I don't doubt there are scary grouplets out there who want to hurt innocent people. But the idea of easily-manufactured liquid explosives is a bunch of horse manure. Terrorism is a police issue, period. What the Brits did was classic terror-baiting -- they had the perps under surveillance, but instead of arresting them, they go and criminalize every mother carrying baby formula for her kid on every commuter jet.
[WS:] Inconvenienced - sure, but criminalized? C'mon.
In any case, you seem to argue that if the probability of risk is small, that risk should take the back seat vis a vis the interest of many people.
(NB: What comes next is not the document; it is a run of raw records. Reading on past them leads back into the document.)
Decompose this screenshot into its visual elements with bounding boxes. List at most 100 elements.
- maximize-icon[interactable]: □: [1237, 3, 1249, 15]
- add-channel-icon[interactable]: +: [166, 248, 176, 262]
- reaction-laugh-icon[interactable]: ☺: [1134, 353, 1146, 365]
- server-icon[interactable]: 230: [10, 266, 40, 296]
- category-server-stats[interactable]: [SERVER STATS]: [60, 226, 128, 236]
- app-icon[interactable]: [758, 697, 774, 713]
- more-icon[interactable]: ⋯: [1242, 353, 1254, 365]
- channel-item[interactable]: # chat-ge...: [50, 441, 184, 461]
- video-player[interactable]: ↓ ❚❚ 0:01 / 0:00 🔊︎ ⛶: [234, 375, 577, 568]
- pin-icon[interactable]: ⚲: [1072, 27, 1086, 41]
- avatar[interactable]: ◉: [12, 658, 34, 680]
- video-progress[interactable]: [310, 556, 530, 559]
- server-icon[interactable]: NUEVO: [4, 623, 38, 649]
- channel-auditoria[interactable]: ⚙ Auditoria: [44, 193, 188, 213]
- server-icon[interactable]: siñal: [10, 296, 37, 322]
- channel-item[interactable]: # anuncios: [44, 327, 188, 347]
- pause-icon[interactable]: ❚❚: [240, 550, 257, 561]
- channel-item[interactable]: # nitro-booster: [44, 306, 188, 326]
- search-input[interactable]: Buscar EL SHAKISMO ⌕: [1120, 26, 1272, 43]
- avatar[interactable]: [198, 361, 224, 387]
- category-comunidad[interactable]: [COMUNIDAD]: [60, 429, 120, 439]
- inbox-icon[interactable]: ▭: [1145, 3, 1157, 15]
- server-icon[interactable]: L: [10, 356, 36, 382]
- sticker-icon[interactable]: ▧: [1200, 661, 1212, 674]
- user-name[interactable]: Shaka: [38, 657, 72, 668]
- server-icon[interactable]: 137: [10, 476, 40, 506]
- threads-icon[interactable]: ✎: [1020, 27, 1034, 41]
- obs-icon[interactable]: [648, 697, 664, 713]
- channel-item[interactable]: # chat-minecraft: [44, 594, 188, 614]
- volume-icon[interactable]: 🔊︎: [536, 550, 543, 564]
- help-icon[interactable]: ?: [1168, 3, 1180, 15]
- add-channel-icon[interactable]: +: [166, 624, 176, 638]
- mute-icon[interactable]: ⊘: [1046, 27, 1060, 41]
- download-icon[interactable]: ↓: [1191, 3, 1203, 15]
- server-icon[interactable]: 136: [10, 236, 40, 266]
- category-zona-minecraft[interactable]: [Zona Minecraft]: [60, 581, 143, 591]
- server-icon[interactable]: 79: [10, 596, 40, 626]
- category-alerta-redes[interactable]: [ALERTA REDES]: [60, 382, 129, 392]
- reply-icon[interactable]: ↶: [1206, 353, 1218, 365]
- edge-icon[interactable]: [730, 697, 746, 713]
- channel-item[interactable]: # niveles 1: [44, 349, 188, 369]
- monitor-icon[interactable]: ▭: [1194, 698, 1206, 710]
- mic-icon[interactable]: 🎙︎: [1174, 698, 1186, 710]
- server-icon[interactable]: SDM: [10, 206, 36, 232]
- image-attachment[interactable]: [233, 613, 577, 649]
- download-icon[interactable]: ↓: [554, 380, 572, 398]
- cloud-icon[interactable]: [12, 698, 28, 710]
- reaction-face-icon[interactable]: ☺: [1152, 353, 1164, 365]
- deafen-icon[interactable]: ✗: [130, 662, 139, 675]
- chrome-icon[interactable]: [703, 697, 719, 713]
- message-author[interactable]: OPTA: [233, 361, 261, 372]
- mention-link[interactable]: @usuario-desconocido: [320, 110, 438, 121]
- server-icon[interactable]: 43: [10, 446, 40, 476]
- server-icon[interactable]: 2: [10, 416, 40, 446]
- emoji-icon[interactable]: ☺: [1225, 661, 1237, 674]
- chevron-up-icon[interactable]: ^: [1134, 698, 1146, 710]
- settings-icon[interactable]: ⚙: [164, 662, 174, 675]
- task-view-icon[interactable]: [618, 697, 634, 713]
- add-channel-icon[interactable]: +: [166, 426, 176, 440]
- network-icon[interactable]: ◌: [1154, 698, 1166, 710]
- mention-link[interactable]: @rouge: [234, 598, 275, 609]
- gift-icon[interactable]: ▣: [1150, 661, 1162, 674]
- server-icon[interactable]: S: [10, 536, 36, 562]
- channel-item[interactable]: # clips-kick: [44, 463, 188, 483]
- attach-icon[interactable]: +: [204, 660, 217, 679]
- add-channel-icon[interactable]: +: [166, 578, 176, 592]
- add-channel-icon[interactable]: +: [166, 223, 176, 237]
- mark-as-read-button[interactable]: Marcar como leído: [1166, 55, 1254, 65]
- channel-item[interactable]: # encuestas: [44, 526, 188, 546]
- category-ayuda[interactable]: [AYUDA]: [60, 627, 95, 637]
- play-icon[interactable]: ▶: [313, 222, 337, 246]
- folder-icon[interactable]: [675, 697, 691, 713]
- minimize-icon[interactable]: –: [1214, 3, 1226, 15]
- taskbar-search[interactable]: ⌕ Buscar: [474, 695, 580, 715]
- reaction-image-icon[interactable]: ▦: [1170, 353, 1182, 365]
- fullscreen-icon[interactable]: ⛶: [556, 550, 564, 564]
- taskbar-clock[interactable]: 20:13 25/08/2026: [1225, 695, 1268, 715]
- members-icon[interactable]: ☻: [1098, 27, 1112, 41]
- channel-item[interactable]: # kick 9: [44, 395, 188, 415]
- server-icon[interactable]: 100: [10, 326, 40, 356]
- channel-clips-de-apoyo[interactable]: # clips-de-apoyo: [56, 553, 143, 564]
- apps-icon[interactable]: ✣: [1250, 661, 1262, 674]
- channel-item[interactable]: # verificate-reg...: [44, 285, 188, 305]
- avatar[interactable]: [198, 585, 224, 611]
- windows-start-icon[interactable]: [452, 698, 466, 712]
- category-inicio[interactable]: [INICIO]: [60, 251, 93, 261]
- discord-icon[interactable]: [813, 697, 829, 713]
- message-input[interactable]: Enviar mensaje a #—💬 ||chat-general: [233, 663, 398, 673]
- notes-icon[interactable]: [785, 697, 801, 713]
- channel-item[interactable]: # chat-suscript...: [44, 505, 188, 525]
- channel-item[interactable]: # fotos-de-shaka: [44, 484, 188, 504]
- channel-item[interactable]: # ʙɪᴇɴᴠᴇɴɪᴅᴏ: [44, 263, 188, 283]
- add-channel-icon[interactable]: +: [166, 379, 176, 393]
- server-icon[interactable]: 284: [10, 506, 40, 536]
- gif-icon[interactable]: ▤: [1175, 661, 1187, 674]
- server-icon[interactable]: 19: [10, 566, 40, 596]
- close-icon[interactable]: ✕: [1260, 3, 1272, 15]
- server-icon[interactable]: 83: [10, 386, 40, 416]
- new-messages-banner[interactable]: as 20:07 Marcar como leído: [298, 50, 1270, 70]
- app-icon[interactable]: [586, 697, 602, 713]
Since the argument is a normative statement, it cannot be verified against evidence, but at least it should be universal, as that old fart Kant had it. So let's apply this argument to, say, the Katrina debacle. The risk of major damage was small so the federal government decided it was not worth wasting taxpayers dollars on improving levees. The left-of-the center folk criticized the government for ignoring that small risk, when it materialized. Yet the same people blame the government for exaggerating small risk when it comes to terrorism.
The industry is minimizing or altogether ignoring a relatively small risk of major environmental catastrophe as a result of human-triggered climate change. The left-of-the center folk criticize the industry for ignoring the risk of environmental disaster, but when it comes to terrorism, they criticize the airlines for overreacting to small risk of terrorism.
Is this a double standard or am I missing something?